Aracaju, 19 de Junho de 2021

Maternidade é discutida sem filtros

09/05/2021 09h:42 - Por Redação - Foto: Pixabay

Quando a atriz e escritora Karla Tenório, de 38 anos, assumiu publicamente que era “uma mãe arrependida”, muita gente criticou e não analisou os significados dessa frase. Karla tem uma filha de 10 anos, que vai muito bem obrigada, no entanto, a escritora, hoje, assume que sempre teve uma angustia de não gostar da maternidade.

 

Suas experiências com a maternidade inspirou o roteiro da peça de teatro “Mãe Arrependida”, de sua autoria, lançada no final do ano passado.

 

 

                                                                                                Foto: Twitter

                                                                                                          Karla diz o que muitas mulheres pensam sobre a maternidade.

 

 

“A maternidade é uma startup de alto risco, sem reconhecimento e sem retorno. Não tem nada a ver com amor incondicional, é um treinamento necessário para a sociedade, um cuidado físico para criar um ser humano, o preparo de um cidadão”, explica Karla em entrevista recente à Universa.

 

Por muito tempo, a maternidade foi encarada como função compulsória das mulheres.
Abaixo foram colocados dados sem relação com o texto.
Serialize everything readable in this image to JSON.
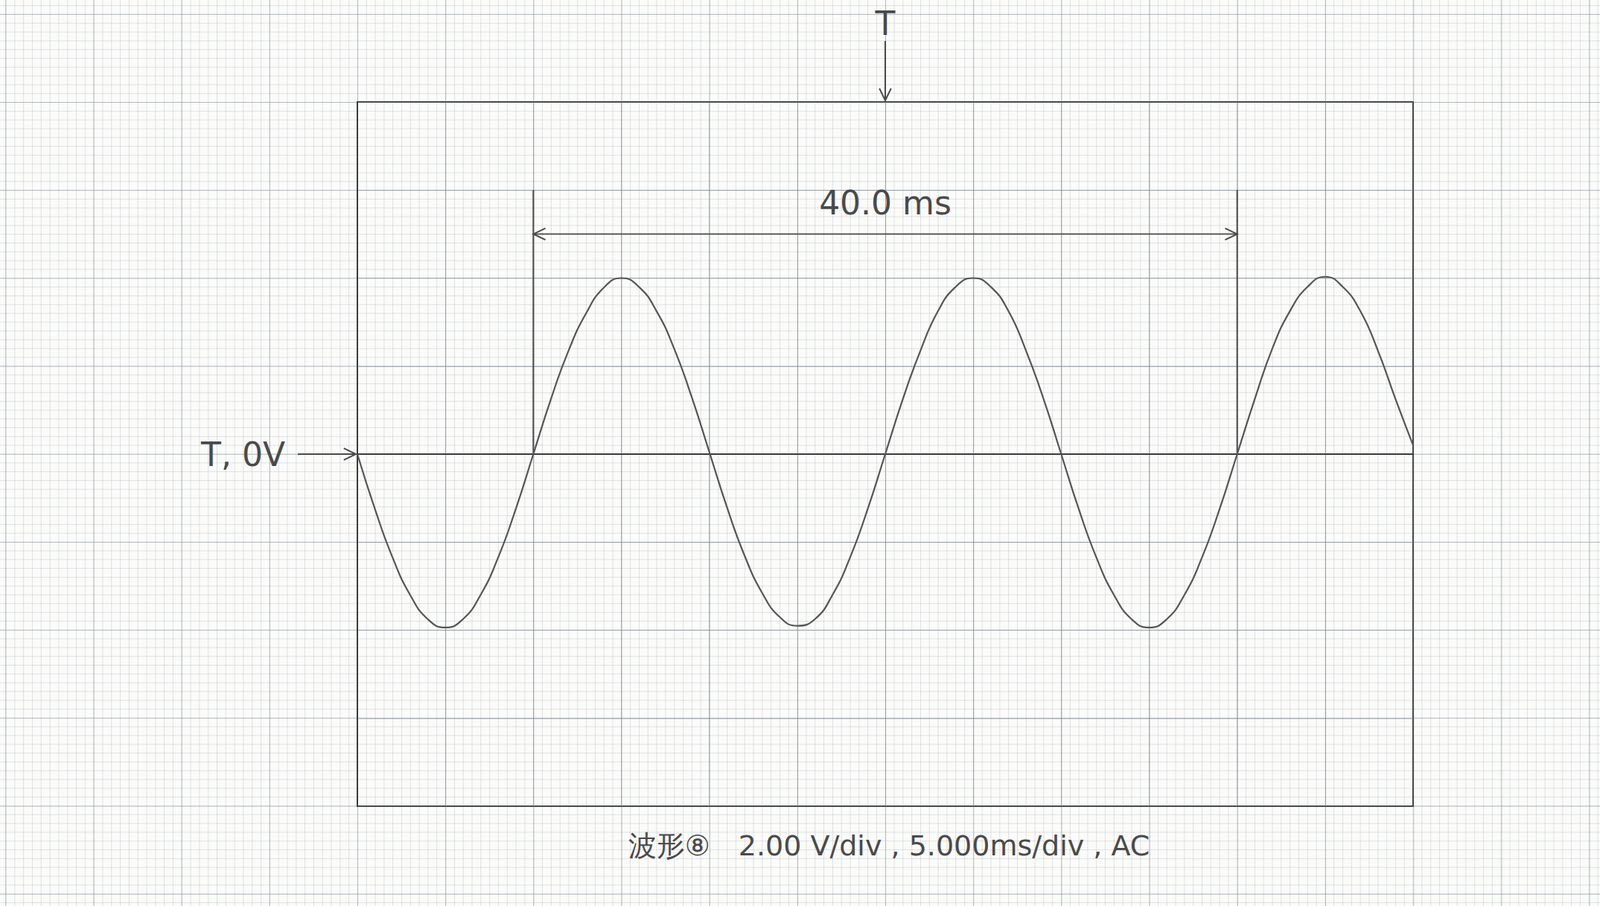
{
  "chart_data": {
    "type": "line",
    "title": "波形⑧　2.00 V/div , 5.000ms/div , AC",
    "x": [
      -30,
      -29,
      -28,
      -27,
      -26,
      -25,
      -24,
      -23,
      -22,
      -21,
      -20,
      -19,
      -18,
      -17,
      -16,
      -15,
      -14,
      -13,
      -12,
      -11,
      -10,
      -9,
      -8,
      -7,
      -6,
      -5,
      -4,
      -3,
      -2,
      -1,
      0,
      1,
      2,
      3,
      4,
      5,
      6,
      7,
      8,
      9,
      10,
      11,
      12,
      13,
      14,
      15,
      16,
      17,
      18,
      19,
      20,
      21,
      22,
      23,
      24,
      25,
      26,
      27,
      28,
      29,
      30
    ],
    "values": [
      0,
      -1.25,
      -2.35,
      -3.2,
      -3.75,
      -3.94,
      -3.75,
      -3.2,
      -2.35,
      -1.25,
      0,
      1.25,
      2.35,
      3.2,
      3.78,
      4.0,
      3.8,
      3.25,
      2.4,
      1.3,
      0.05,
      -1.2,
      -2.3,
      -3.15,
      -3.7,
      -3.9,
      -3.75,
      -3.2,
      -2.35,
      -1.25,
      0,
      1.25,
      2.35,
      3.25,
      3.8,
      4.0,
      3.8,
      3.25,
      2.35,
      1.25,
      0,
      -1.25,
      -2.35,
      -3.2,
      -3.75,
      -3.94,
      -3.75,
      -3.2,
      -2.35,
      -1.25,
      0,
      1.25,
      2.4,
      3.25,
      3.8,
      4.03,
      3.8,
      3.25,
      2.35,
      1.25,
      0.2
    ],
    "color": "#555555",
    "xlim": [
      -30,
      30
    ],
    "xticks": [
      -30,
      -25,
      -20,
      -15,
      -10,
      -5,
      0,
      5,
      10,
      15,
      20,
      25,
      30
    ],
    "ylim": [
      -8,
      8
    ],
    "yticks": [
      -8,
      -6,
      -4,
      -2,
      0,
      2,
      4,
      6,
      8
    ],
    "grid": true,
    "tick_labels": false,
    "annotations": {
      "dimension": {
        "text": "40.0 ms",
        "x_start": -20,
        "x_end": 20,
        "y": 5,
        "extension_y": [
          0,
          6
        ]
      },
      "trigger_time": {
        "text": "T",
        "x": 0
      },
      "trigger_level": {
        "text": "T, 0V",
        "y": 0
      }
    }
  }
}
Essa é uma das questões que o movimento feminista, que preza pela igualdade dos direitos entre gêneros e a solidariedade entre mulheres, vem tentando mudar.

 

“O feminismo abriu espaço para as mulheres discutirem o tema da maternidade sob uma ótica mais realista e sem tabus”, escreveu Thaís Camargo, em texto publicado pela MindMiners, empresa especialista em pesquisa.

 

Isto significa que é preciso ver a mulher que é mãe como alguém que ama e cuida de seu filho, que precisa enfrentar todas as dificuldades, perrengues e privações que uma maternidade pode trazer. Não a forma construída, principalmente pela sociedade cristã, da imagem e semelhança da Virgem Maria; essa ideia de que quando a mulher vira mãe perde a sexualidade, se volta integralmente para a criança, para o trabalho doméstico e para o cuidado. 

 

“Questões como essas devem ser colocadas em discussão, para que as mulheres possam compartilhar suas experiências reais e tudo o que sentem de uma forma honesta, sem filtros - e sem medo de serem julgadas”, alerta Thaís Camargo.

 

Atualmente, muitas mulheres já assumem que não enxergam a maternidade como a sociedade e o mercado mostram. Suas vozes reverberam em blogs, perfis de Instagram, canais de Youtubers, como “Hel Mother”, de Helena Ramos, que há quatro anos compartilha suas experiências como mãe solo e desconstrói mitos da maternidade.

 

Atrizes como Sabrina Satto e Tatá Werneck mostraram em suas redes sociais o outro lado da maternidade. A primeira falou claramente da sua “falta de tesão” nos primeiros meses depois que a filha nasceu e a Tatá de como era injusto a divisão de tarefas entre pais e mães.

 

Durante a pandemia, mães foram às redes sociais mostrar como estava difícil conciliar home office com os estudos dos seus filhos em casa, além do trabalho doméstico. Por falta de uma empregada ou diarista –  seja por segurança ou para reduzir despesas –, o trabalho doméstico acabou sobrando mais para as mulheres.

 

Um movimento de mulheres que falam da maternidade sem filtros, compartilhando suas experiências, permite conectar mães que se sentiam sozinhas e culpadas diante de uma realidade que é bem mais comum do que se imagina; permite também que as mulheres possam fazer uma escolha real e consciente na hora de optar pela maternidade.